Well, first you have to measure your total resistance. From that, you divide the voltage (7v) by the resistance to get the amperage
I (amperage) = E (voltage) / R (resistance)
Then , you solve for the voltage drop that you will need - you want to drop 2 volts across the resistor you're going to put into the circuit.
I (amperage) * R (resistance) = E (voltage)
Let's do a hypothetical, using common values I've seen tossed about in the forum:
3 ohms seems to be a common value given for the resistance of an atomizer. 1.5a seems to be the max current they'll handle, long-term.
I = E / R
I = 7v / 3ohms
I= 2.333 amps (sorta high)
Now, let's figure out how much resistance we need to add to drop the voltage to 5v at the atomizer.
I * R = E
2.333 * R = 2
R= .86 ohm - that's gonna be hard to find, I think.
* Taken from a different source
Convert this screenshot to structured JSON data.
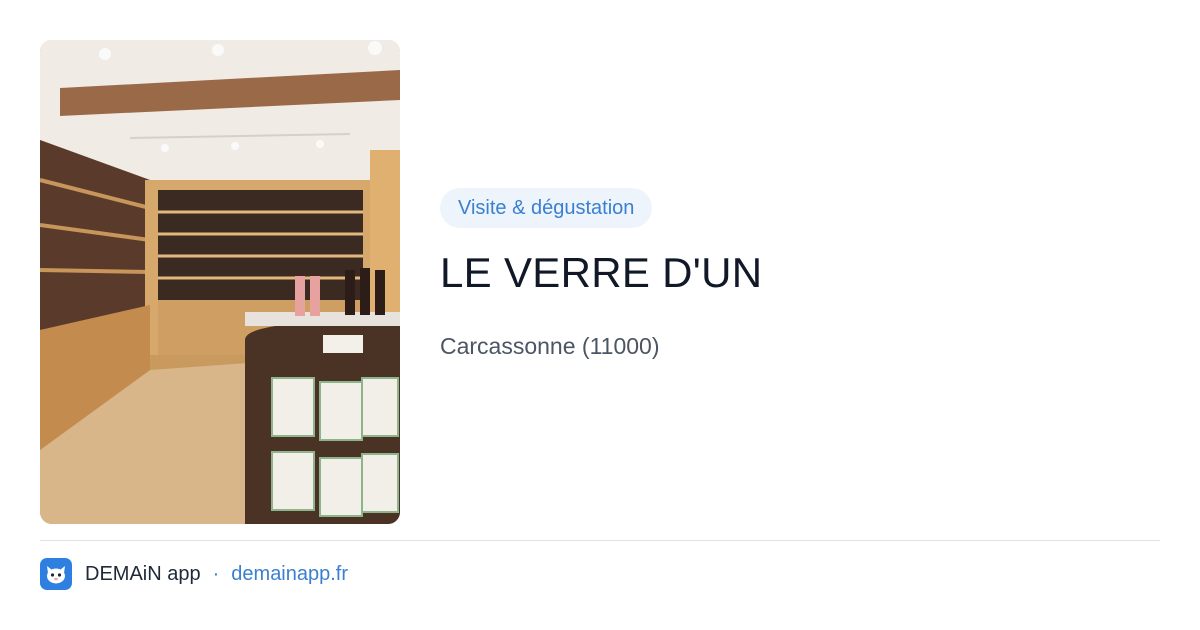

Let's look at it the other way around, and try to limit the amperage to no more than 1.5a
R = E / I
R = 7 / 1.5
R = 4.666 ohm total resistance (5 ohm would be closest) That means adding 2 ohms to that 3 ohm atomizer.
Let's work with that, and see what we get for voltage and amperage at the atomizer, shall we?
I = E / R
I = 7v / 5ohm
I = 1.4 amp - pretty close!
Now, let's figure the voltage drop:
I * R = E
1.4a * 2ohm = 2.8v dropped across the resistor, leaving 4.2v at the atomizer - a bit low.
Now you have to figure POWER, so we don't burn up the resistor:
P (power) = I * E
P = 1.4a * 7v
P = 9.8 watts - you're going to need at least a 10watt resistor, and 15-20w would be even better.